Orlando Ambriz in front of a brick wall

Undergraduate students half his age sometimes mistake Orlando Ambriz for a professor. The retired Green Beret flips those mistakes into opportunities.

‘I like to talk about subjects that are sensitive. That’s the stuff that really does affect veterans.” For a seemingly shy Green Beret, it’s a novel way to open a conversation.

At 41, Orlando Ambriz is one of about a thousand student veterans at USC. As an older student, he sometimes feels like an interloper. But he consciously pushes past introversion and misunderstandings – always seeking connection.

“I’ve had conversations with younger students,” he said. “They want advice. That feels good because I’ve gotten into some pretty deep conversations with them about how to make their parents understand what they want to do in life.”

Those positive feelings are usually accompanied by a sense of separation. Once he tells classmates that he’s a veteran who has experienced combat, he feels their perception about him shift. A certain distance arises; his fellow students seem unsure how to treat him.

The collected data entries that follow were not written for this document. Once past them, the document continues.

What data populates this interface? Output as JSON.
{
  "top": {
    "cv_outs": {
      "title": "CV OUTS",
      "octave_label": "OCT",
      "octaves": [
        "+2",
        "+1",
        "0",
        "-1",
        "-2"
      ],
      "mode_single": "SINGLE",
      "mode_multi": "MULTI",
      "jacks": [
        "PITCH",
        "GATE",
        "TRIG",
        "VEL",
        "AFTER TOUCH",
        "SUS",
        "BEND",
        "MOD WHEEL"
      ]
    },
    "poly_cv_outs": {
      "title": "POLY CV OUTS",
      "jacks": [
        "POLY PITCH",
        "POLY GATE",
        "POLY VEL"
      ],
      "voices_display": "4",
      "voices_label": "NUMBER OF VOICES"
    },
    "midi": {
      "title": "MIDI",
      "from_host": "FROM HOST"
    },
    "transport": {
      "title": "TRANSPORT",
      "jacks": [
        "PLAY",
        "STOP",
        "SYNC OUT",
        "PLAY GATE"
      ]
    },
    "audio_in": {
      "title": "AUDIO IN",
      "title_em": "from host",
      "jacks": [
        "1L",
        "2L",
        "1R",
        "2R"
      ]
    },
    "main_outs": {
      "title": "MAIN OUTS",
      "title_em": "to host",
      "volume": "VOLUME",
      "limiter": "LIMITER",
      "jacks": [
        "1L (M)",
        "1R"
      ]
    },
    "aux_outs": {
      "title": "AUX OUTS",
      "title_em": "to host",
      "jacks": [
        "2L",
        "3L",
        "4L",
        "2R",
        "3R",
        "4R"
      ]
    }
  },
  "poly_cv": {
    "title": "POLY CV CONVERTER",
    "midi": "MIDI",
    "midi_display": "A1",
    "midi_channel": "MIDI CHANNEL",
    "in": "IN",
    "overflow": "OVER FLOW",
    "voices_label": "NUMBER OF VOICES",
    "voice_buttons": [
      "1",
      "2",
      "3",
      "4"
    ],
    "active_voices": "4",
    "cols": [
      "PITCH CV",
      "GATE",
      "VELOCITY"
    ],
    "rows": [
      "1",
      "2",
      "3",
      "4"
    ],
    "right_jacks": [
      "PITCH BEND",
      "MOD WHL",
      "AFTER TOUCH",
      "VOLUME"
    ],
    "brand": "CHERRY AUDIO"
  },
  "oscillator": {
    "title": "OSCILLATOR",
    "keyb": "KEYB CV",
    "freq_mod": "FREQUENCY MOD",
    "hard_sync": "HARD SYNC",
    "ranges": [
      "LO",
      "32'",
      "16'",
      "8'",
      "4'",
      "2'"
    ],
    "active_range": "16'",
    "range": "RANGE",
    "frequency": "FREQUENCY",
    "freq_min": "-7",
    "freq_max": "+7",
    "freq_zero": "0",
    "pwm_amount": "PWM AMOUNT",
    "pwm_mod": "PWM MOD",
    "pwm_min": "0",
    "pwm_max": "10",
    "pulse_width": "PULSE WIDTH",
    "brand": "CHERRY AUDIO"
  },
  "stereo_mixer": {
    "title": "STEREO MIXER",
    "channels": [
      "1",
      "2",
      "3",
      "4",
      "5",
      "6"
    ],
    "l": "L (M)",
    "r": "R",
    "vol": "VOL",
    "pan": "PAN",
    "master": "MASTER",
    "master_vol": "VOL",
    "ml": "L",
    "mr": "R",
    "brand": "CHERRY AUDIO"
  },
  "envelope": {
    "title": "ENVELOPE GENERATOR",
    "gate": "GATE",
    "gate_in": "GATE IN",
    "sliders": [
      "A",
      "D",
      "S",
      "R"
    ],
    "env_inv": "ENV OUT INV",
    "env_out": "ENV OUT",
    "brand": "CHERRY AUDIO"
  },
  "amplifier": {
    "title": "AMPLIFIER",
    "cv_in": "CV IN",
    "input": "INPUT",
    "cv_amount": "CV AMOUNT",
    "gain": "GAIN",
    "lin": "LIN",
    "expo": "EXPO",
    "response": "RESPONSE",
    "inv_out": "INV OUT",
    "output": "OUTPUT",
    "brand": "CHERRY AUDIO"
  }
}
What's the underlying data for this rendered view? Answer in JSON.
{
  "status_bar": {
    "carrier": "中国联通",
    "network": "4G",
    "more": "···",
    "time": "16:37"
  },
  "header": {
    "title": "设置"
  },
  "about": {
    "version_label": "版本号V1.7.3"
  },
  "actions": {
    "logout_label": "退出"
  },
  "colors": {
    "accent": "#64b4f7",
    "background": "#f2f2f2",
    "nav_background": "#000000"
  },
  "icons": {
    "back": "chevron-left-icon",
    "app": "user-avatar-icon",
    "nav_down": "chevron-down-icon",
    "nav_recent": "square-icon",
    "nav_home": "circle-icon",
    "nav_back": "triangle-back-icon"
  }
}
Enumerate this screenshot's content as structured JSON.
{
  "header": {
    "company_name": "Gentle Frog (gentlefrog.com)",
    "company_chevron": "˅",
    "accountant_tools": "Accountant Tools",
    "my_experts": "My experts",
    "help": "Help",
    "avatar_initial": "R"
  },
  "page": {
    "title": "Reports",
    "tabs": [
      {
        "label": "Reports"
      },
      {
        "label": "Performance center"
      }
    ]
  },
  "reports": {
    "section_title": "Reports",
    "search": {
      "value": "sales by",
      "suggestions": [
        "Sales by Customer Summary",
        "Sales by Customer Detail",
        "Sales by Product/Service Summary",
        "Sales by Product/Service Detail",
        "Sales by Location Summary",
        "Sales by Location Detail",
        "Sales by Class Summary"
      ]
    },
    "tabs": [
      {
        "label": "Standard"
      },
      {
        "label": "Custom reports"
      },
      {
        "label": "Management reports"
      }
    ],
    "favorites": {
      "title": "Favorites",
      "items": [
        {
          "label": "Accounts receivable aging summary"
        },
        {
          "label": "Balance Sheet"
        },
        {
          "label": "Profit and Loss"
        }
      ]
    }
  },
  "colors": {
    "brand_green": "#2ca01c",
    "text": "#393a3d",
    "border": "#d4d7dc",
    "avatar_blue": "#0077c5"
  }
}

For Ambriz’ part, the college environment isn’t one in which he always feels comfortable, either. Higher education was not the path Ambriz pursued early in his life. The son of immigrants, he grew up in Orange County neighborhoods where he didn’t feel safe.

Ambriz’s inspirational story

Ambriz joined the Navy in the late 1990s, then rechanneled his interest to the Army so he could become a Green Beret. Among his distinctions are the Bronze Star MedalPurple HeartMeritorious Medal and Joint Service Commendation Medal.

During almost two decades in the military, he deployed to both Iraq and Afghanistan. He suffered a gunshot wound. An explosion left him with a traumatic brain injury and post-traumatic stress.

He’s taken part in an intensive program to help manage PTSD symptoms. The words “constant,” “sorrowful,” and “mournful” come up frequently as he describes the ongoing adjustment process.

“I always had to face the door looking for an oncoming threat,” he said. “I don’t do that any more. I’ve overcome that, thank God.”